Antibody-drug conjugates (ADCs) provide a novel treatment modality for target anti-cancer drug delivery. In this study, we investigated the in vitro efficacy of ADC-containing drug combinations in ovarian (OC) and endometrial (EC) cancers. As TROP2 and HER2 are commonly over-expressed in OC and EC, respectively, the TROP2 targeting datopotamab deruxtecan (Dato-DXd) and HER2-targeting trastuzumab deruxtecan (T-DXd) were chosen. As both ADCs use a potent topoisomerase I inhibitor payload (DXd), which induces irreparable DNA double-strand breaks, we aimed to uncover potential synergies between Dato-DXd and T-DXd and DNA damage response inhibitors (DDRis), targeting ATM (AZD1390) and ATR (AZD6378), and chemotherapeutic agents in 2D cancer cell models. This study aimed to determine the potential of DXd-ADCs in combination with DDRis and current first line chemotherapies.
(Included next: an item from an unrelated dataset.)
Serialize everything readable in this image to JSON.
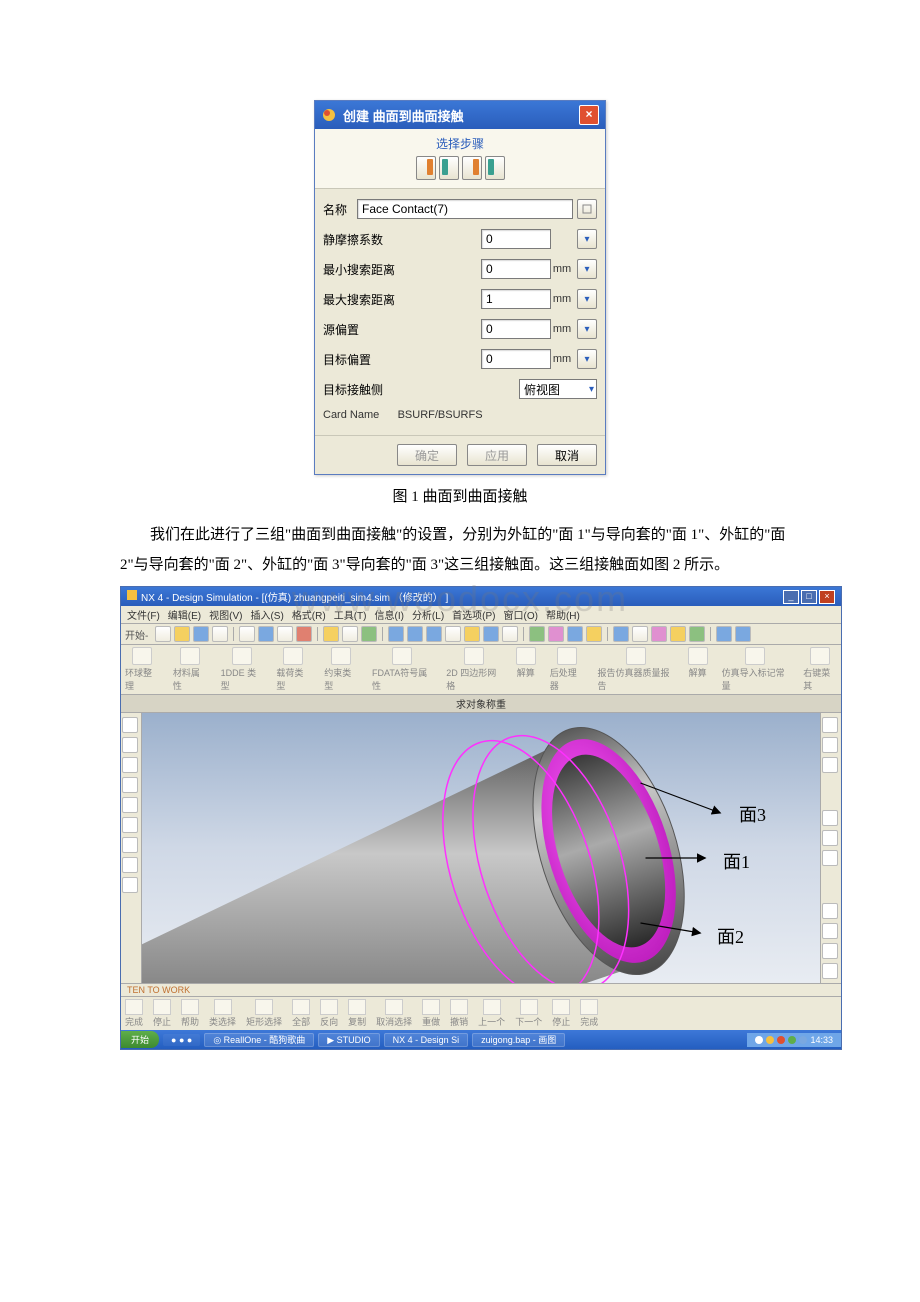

This study utilised a panel of six OC (PEO1, PEO4, IGROV-1, SKOV3, OVCAR4, COV318) and three EC lines (AN3CA, HEC1B, MFE280) cell lines. The anti-proliferative effects of Dato-DXd and T-DXd was assessed in their respective panels by 5-day acid phosphatase assay. Synergy with the DDRis, AZD1390 and AZD6738, and chemotherapies, carboplatin and paclitaxel, were assessed by matrix proliferation assays and analysed by Combenefit software. TROP2 and HER2 protein expression was examined by Western blotting.
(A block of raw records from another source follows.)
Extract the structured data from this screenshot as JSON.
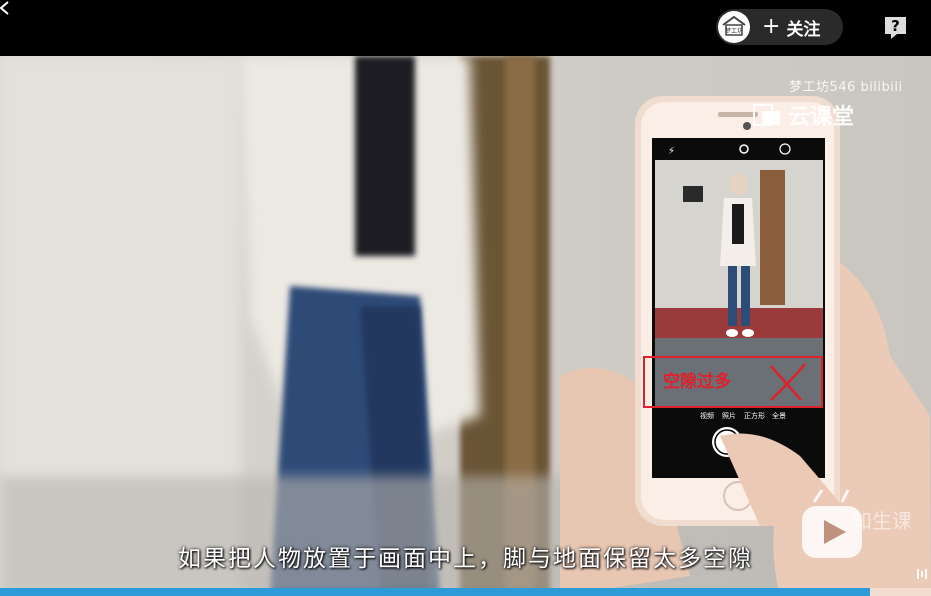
{
  "topbar": {
    "back_icon": "chevron-left-icon",
    "follow": {
      "avatar_text": "梦工坊",
      "plus": "+",
      "label": "关注"
    },
    "help_icon": "question-mark-icon",
    "help_glyph": "?"
  },
  "video": {
    "watermark_channel": "梦工坊546 bilibili",
    "watermark_brand": "云课堂",
    "phone_modes": [
      "视频",
      "照片",
      "正方形",
      "全景"
    ],
    "annotation": {
      "text": "空隙过多",
      "mark": "✕",
      "color": "#e0202a"
    },
    "subtitle": "如果把人物放置于画面中上，脚与地面保留太多空隙",
    "corner_logo": "知生课",
    "progress_fraction": 0.935
  },
  "colors": {
    "accent": "#2d9bd8",
    "annotation": "#e0202a"
  }
}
Dato-DXd showed single agent efficacy in the three highest TROP2 expressing OC cell lines (PEO1, PEO4, OVCAR4). Dato-DXd demonstrated synergy with carboplatin in these three cell lines and additivity in the lower TROP2 expressing cell lines. Paclitaxel did not enhance the anti-proliferative effect of Dato-DXd in the OC panel. However, synergy was observed across all cell lines with AZD1390 and in 4/6 cell lines with AZD6738. MFE280 showed the highest HER2 expression and sensitivity to T-DXd. Both AZD1390 and AZD6738 plus T-DXd were synergistic in all cell lines and outperformed carboplatin and paclitaxel.

Our findings indicate that combining Dato-DXd and T-DXd with specific DDR inhibitors potentially enhances anti-tumour activity in ovarian and endometrial cancer models, which offers potential pathways for clinical translation. These combinations, particularly those involving ATM and ATR inhibitors, support the need for further investigation in clinical settings.